Not unlike the previous triple bill, the new programme contrasts a 20th-century masterwork of American ballet history with a milestone of the British 20th-century repertoire. This time, instead of Serenade vs Homage to the Queen it is Jerome Robbins’s Dances at a Gathering (1969) vs Frederick Ashton’s The Dream (1964). Robbins’s 63-minute-long plotless ballet to piano music by Chopin, played with romantic gusto and abandon by Philip Gammon, used to be one of the Royal Ballet’s greatest hits in the golden days everyone raves about and claims to remember. I, too, recall those electrifying performances, but I am not willing to draw sterile comparisons; an art as ephemeral as ballet can be effectively evaluated only for what it is now and not in line with the illusory remains of inevitably fading memories. Unlike the Serenade performances I saw two weeks ago, Dances at a Gathering seems to have been restaged with unique care, stylistic finesse and, above all, great attention to the interpretative shadings. The first cast — Alina Cojocaru, Tamara Rojo, Laura Morera, Lauren Cuthbertson, Sarah Lamb, Johan Kobborg, Martin Harvey, Federico Bonelli, Sergei Polunin and José Martín — was simply superb. Each artist conveyed the ballet’s subtle palette of contrasting emotions in such a vibrant way that on several occasions the whole audience held their breath.
Jerome Robbins insisted that there were no hidden narratives in this series of pure dance numbers and that there was no character definition either — he went so far as to state all that in capital letters in a note sent to the editor of Ballet Review and, appropriately, it is reproduced in Zoë Anderson’s scholarly programme note for the Royal Ballet. Still, Robbins’s choreography is never fully abstract. The various combinations devised for the various sections create, more or less intentionally, a distinctive psychological make-up for the various roles — even though it is then up to their interpreters to develop their own responses to those subtly embedded directions.
Personally, I found the female contingent more theatrically effective than the male one, even though I enjoyed the humorous skirmishes between Kobborg and Harvey, Bonelli’s dashingly carefree attitude and Polunin’s intense lyricism. Cojocaru sent me to heaven with her breathlessly sustained legatos, while Rojo captured my attention with her commanding elegance.
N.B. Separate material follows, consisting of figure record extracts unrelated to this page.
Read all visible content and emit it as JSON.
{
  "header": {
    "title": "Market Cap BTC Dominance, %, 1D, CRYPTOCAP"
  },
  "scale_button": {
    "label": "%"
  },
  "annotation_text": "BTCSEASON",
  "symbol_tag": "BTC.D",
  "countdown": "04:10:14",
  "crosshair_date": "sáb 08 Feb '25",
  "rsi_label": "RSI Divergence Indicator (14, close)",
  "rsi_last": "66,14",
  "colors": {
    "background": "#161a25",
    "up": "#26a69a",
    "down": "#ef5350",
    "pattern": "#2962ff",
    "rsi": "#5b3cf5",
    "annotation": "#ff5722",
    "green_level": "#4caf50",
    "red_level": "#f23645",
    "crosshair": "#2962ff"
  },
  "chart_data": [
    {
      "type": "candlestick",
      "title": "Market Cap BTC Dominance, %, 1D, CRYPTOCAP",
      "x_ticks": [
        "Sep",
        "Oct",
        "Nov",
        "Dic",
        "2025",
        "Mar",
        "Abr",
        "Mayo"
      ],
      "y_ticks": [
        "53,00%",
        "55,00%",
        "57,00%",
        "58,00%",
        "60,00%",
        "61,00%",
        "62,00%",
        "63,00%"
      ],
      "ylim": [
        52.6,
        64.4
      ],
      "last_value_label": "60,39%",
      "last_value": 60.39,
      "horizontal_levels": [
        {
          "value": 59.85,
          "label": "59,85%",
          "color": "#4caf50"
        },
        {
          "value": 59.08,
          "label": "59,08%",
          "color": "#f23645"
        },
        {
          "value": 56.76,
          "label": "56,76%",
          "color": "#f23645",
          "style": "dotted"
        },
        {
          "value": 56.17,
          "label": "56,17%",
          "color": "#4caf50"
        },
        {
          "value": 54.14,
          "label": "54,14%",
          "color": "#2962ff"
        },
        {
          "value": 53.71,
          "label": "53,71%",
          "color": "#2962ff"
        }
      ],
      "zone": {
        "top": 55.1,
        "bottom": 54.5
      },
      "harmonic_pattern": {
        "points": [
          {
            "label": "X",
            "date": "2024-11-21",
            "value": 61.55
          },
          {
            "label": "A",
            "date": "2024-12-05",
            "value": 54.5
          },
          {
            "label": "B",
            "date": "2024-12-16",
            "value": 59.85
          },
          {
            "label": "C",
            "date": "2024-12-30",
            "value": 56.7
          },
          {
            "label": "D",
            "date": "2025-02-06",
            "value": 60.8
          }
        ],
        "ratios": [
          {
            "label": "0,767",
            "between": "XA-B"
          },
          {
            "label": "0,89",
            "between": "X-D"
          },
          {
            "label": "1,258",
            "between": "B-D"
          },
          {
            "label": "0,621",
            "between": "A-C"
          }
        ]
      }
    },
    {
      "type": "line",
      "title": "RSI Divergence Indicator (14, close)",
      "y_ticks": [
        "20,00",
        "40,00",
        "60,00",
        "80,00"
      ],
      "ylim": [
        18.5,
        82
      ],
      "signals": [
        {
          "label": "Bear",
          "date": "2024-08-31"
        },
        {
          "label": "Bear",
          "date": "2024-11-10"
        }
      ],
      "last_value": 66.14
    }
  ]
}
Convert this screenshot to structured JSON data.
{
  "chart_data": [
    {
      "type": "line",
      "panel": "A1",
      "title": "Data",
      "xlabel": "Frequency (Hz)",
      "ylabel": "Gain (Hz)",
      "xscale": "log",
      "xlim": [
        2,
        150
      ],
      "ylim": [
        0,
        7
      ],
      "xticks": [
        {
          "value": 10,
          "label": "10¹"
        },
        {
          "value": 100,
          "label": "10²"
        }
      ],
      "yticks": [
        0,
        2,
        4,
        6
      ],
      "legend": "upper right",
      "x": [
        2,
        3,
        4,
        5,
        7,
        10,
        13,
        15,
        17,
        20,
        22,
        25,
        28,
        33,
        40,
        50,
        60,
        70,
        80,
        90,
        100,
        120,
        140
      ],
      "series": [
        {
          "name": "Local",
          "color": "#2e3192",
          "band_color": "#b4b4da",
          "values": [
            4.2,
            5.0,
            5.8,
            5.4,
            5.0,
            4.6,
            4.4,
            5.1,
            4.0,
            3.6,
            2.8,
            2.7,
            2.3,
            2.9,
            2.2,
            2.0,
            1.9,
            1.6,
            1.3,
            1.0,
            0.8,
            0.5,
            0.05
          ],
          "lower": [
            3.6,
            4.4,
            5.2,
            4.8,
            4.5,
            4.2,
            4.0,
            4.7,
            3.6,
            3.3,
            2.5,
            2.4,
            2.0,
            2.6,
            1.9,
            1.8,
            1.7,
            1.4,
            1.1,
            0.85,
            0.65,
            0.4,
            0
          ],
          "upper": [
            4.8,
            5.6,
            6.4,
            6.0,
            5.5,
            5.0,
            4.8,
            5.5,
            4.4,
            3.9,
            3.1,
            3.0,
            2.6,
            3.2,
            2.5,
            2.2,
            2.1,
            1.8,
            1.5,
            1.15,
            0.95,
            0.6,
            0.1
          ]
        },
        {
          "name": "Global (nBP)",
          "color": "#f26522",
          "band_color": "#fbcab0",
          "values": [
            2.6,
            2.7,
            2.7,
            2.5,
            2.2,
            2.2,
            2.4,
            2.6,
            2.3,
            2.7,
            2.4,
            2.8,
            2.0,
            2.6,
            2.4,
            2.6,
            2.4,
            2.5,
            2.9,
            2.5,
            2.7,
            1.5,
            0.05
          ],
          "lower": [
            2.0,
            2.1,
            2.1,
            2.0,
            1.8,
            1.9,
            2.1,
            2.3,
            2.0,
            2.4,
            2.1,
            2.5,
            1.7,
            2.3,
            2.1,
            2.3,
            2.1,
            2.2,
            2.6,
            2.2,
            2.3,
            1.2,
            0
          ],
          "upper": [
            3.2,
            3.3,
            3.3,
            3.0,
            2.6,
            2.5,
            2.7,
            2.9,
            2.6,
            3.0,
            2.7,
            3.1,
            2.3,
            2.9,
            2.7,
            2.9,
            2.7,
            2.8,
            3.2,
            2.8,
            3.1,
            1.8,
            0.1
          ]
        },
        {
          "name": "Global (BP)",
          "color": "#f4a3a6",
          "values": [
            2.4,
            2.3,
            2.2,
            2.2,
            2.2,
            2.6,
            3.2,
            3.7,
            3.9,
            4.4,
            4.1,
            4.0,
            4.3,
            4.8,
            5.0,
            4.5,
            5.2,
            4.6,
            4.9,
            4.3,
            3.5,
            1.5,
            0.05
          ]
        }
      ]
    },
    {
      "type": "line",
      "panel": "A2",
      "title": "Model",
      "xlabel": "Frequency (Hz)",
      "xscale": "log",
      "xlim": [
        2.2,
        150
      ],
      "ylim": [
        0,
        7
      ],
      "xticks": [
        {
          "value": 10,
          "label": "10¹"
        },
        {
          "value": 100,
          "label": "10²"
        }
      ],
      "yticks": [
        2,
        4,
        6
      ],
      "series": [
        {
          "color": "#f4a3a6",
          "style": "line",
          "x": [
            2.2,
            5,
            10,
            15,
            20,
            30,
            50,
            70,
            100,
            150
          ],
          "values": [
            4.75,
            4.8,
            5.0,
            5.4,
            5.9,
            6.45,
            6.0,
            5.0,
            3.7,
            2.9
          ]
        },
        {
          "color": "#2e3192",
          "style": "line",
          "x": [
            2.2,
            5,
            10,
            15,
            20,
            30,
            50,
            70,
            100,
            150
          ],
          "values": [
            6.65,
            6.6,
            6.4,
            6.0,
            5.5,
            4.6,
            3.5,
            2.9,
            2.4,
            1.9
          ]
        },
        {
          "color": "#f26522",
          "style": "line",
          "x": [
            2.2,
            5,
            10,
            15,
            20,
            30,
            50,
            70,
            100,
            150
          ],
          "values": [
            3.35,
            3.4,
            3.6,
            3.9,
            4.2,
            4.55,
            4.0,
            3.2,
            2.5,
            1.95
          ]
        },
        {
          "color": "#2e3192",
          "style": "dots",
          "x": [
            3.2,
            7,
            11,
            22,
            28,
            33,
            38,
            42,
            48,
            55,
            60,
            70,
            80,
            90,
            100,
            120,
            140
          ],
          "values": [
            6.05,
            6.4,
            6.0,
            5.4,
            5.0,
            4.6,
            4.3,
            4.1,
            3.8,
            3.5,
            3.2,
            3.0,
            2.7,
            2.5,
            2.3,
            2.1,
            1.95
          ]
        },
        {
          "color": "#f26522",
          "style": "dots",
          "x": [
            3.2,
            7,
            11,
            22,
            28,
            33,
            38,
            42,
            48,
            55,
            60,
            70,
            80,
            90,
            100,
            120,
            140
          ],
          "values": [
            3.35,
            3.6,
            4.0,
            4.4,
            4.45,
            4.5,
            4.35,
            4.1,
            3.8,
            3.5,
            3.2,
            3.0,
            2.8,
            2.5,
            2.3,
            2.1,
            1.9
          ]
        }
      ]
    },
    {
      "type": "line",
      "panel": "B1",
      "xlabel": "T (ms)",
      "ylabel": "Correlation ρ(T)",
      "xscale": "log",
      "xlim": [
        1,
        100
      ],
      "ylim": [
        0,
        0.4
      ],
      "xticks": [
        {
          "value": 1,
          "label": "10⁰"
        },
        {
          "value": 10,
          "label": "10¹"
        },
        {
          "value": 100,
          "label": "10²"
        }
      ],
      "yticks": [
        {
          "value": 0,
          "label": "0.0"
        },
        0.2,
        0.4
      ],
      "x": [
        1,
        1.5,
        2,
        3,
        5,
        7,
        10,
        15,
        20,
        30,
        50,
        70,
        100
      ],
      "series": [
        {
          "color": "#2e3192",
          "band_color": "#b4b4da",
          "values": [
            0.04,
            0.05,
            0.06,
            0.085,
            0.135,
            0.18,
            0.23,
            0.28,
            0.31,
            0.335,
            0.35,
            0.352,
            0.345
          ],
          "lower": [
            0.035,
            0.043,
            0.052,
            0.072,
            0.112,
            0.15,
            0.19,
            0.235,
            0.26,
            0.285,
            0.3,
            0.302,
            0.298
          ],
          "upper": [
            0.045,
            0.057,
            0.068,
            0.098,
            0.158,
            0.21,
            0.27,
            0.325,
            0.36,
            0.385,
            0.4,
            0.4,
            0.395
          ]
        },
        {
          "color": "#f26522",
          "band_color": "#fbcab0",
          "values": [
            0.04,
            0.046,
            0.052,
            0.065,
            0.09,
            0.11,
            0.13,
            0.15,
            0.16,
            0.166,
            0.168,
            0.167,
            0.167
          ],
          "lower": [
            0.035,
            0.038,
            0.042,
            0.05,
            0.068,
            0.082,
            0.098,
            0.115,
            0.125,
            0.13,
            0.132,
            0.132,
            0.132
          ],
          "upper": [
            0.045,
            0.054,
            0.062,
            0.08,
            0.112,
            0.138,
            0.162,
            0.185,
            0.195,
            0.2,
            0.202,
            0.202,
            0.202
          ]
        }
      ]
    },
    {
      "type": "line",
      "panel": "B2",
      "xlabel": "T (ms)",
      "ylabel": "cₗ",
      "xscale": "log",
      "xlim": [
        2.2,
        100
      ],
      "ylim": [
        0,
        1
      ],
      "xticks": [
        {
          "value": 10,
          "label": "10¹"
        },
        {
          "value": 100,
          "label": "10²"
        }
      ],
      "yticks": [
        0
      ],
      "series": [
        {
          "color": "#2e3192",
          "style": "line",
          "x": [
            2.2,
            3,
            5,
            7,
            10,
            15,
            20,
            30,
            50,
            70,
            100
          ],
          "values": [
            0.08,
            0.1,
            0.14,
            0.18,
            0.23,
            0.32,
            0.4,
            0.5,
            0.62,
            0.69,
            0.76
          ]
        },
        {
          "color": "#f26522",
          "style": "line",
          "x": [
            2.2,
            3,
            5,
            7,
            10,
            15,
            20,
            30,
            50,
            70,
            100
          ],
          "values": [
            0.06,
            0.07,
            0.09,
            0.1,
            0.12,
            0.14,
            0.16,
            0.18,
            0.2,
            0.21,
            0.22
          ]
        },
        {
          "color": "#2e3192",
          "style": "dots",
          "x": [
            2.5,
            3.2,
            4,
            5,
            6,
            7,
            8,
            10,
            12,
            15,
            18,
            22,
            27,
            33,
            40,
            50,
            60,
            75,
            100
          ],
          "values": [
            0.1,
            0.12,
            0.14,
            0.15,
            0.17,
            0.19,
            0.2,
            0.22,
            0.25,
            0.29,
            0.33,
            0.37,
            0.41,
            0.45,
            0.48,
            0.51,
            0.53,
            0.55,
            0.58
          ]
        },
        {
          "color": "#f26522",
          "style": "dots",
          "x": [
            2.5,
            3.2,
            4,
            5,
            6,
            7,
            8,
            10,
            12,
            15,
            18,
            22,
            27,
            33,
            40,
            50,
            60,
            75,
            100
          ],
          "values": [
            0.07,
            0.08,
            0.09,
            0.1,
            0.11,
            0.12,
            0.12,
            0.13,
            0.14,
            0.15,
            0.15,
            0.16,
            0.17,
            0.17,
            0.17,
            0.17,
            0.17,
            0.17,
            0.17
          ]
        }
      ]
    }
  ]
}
Morera and Lamb were also brilliant, but I think that Cuthbertson is the one who deserves a special mention for her sparkling humorous performance.
I have written many times about The Dream so I will not reiterate how much I love this work, a true masterwork of narrative dance-making. The performance I saw on Saturday was fizzy, as the ballet ought to be, and elicited laughter where it should. I regret to report that Ludovic Ondiviela, a splendidly androgynous Puck, sustained a rather horrid-looking injury towards the end, seconds before that technically demanding section set to Mendelssohn’s scherzo. The curtain went down, but then Monica Mason, the artistic director of the Royal Ballet, announced that ‘another Puck’ had been found in the house. To make a début in those circumstances and at that particular point in the ballet is no easy task, but first artist James Wilkie caused a sensation as a truly daredevil goblin. As Oberon, Ivan Putrov confirmed his place once more as an ideal successor to Anthony Dowell, who created the role, moving fluidly from demanding passages to dreamy lyrical longheld poses. Roberta Marquez, as Titania, has the perfect physique du rôle, and the technical abilities. But she ought to remember that this is not a soubrette role and thus should tone down the flashy coquettishness she indulged in. Among the others, Rupert Pennefather, Johannes Stepanek, Cindy Jourdain and Laura McCulloch were flawless as the lovers and Bennet Gartside was ideal as Bottom. If it is an evening of good dance you are after, do not miss it.